Wkracza żwawo Komendant, przygląda się chwilę bez słowa.
Komendant: - A co ty robisz?
Ja (znad uniesionych kolan): - Ćwiczenia na moje bóle kulszowe.
Komendant (zniesmaczony): - Przecież to są ćwiczenia na kręgosłup! Ja takie robię!
Ja: - No, ja również, rehabilitantka mi je zaleciła.
Komendant (dobitnie): - Ło tam! Ona jest głupia!

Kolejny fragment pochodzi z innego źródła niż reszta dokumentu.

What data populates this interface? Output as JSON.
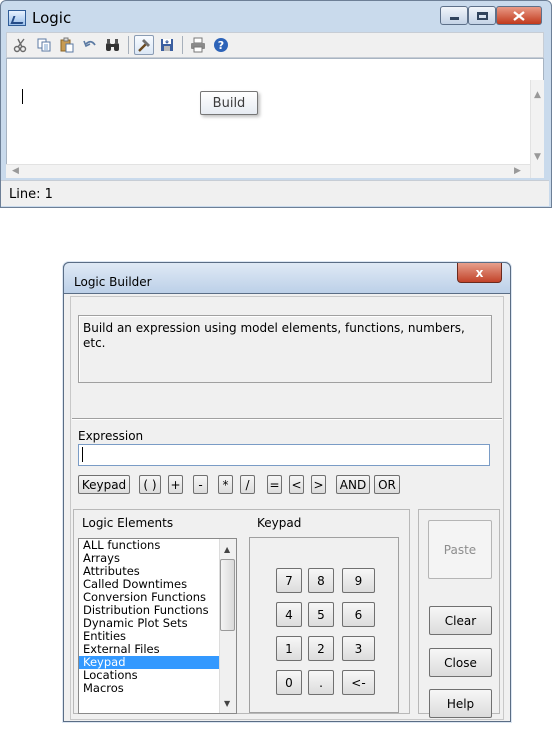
{
  "logic_window": {
    "title": "Logic",
    "tooltip": "Build",
    "status": "Line: 1",
    "toolbar_icons": [
      "cut-icon",
      "copy-icon",
      "paste-icon",
      "undo-icon",
      "find-icon",
      "build-icon",
      "save-icon",
      "print-icon",
      "help-icon"
    ]
  },
  "builder": {
    "title": "Logic Builder",
    "close_glyph": "x",
    "description": "Build an expression using model elements, functions, numbers, etc.",
    "expression_label": "Expression",
    "expression_value": "",
    "operators": [
      "Keypad",
      "( )",
      "+",
      "-",
      "*",
      "/",
      "=",
      "<",
      ">",
      "AND",
      "OR"
    ],
    "logic_elements_label": "Logic Elements",
    "keypad_label": "Keypad",
    "elements": [
      "ALL functions",
      "Arrays",
      "Attributes",
      "Called Downtimes",
      "Conversion Functions",
      "Distribution Functions",
      "Dynamic Plot Sets",
      "Entities",
      "External Files",
      "Keypad",
      "Locations",
      "Macros"
    ],
    "selected_element": "Keypad",
    "keypad_keys": [
      "7",
      "8",
      "9",
      "4",
      "5",
      "6",
      "1",
      "2",
      "3",
      "0",
      ".",
      "<-"
    ],
    "buttons": {
      "paste": "Paste",
      "clear": "Clear",
      "close": "Close",
      "help": "Help"
    }
  }
}
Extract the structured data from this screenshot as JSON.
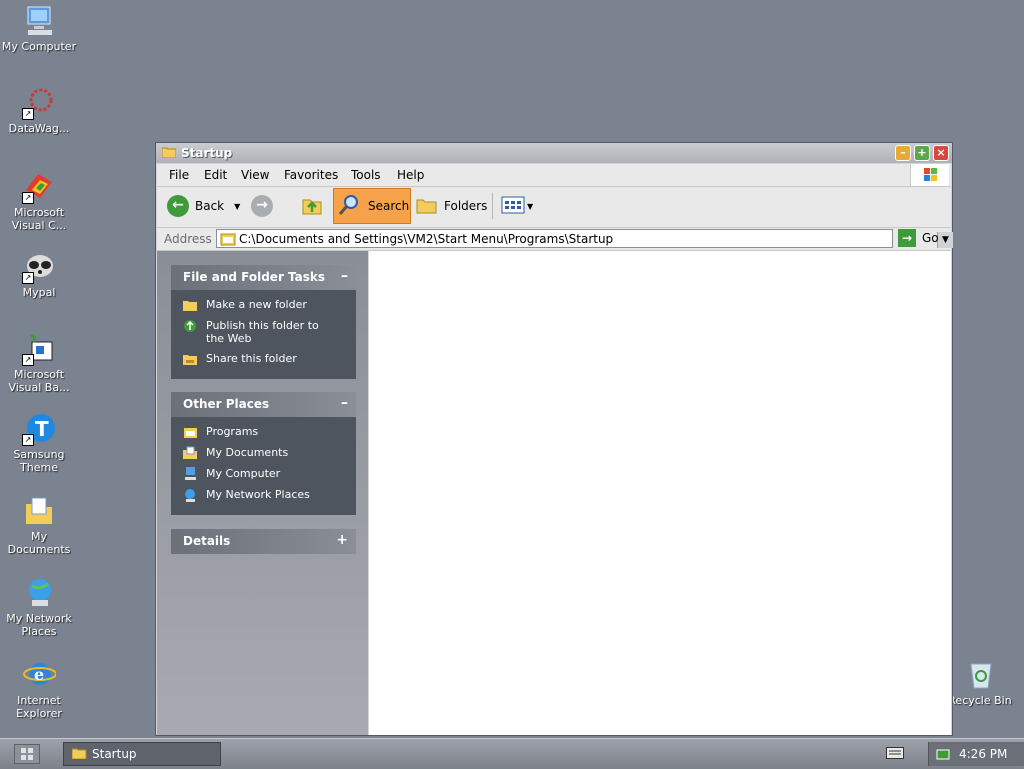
{
  "desktop": {
    "icons": [
      {
        "label": "My Computer"
      },
      {
        "label": "DataWag..."
      },
      {
        "label": "Microsoft Visual C..."
      },
      {
        "label": "Mypal"
      },
      {
        "label": "Microsoft Visual Ba..."
      },
      {
        "label": "Samsung Theme"
      },
      {
        "label": "My Documents"
      },
      {
        "label": "My Network Places"
      },
      {
        "label": "Internet Explorer"
      },
      {
        "label": "Recycle Bin"
      }
    ]
  },
  "window": {
    "title": "Startup",
    "menu": [
      "File",
      "Edit",
      "View",
      "Favorites",
      "Tools",
      "Help"
    ],
    "toolbar": {
      "back": "Back",
      "search": "Search",
      "folders": "Folders"
    },
    "address": {
      "label": "Address",
      "value": "C:\\Documents and Settings\\VM2\\Start Menu\\Programs\\Startup",
      "go": "Go"
    },
    "panels": {
      "file_folder_tasks": {
        "title": "File and Folder Tasks",
        "items": [
          "Make a new folder",
          "Publish this folder to the Web",
          "Share this folder"
        ]
      },
      "other_places": {
        "title": "Other Places",
        "items": [
          "Programs",
          "My Documents",
          "My Computer",
          "My Network Places"
        ]
      },
      "details": {
        "title": "Details"
      }
    }
  },
  "taskbar": {
    "task_label": "Startup",
    "clock": "4:26 PM"
  },
  "colors": {
    "desktop_bg": "#7b8290",
    "search_highlight": "#f5a24a",
    "panel_body": "#4e555e"
  }
}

poniedziałek, 10 maja 2010

Komendant dziewiętnastowieczny.



Okoliczności: sobota, imieniny kota. Słoneczko, ciepełko, ptaszki ćwierkają przez otwarte okno. Czytam z wypiekami zaległy jubileuszowy "Przekrój", pogryzając jabłko. 
Komendant zaś szykuje się na kilkudniowy wyjazd do rodziny. Na dole stukają pantofle, trzaskają drzwi szafy. 
Zapada nagle złowroga cisza, która przerywa komendancki musztrujący głos.
Komendant (teatralnie): - Dzieci! Proszę zejść się pożegnać! Mama już wyjeżdża!

wtorek, 27 kwietnia 2010

Komendant dramatyczny



Okoliczności: chillout w niedzielne słoneczne przedpołudnie. Czytam książkę przy leniwych dźwiękach muzyki, Mąż w skupieniu rozbraja swój komputer.  
Nagle błogość przerywa rozdzierający komunikat z dołu. 
Komendant (do mojego Męża): - CZY TY PAMIĘTASZ, ŻE MASZ OJCA?!!! 
Sparaliżowana nagłym strachem zamieram w bezruchu i przestaję czytać.  
Mąż (osłupiały): - A co się stało?! 
Komendant (nadal rozdzierająco) : - WIDZIAŁEŚ, JAK MU WŁOSY UROSŁY?! Byś go ostrzygł może!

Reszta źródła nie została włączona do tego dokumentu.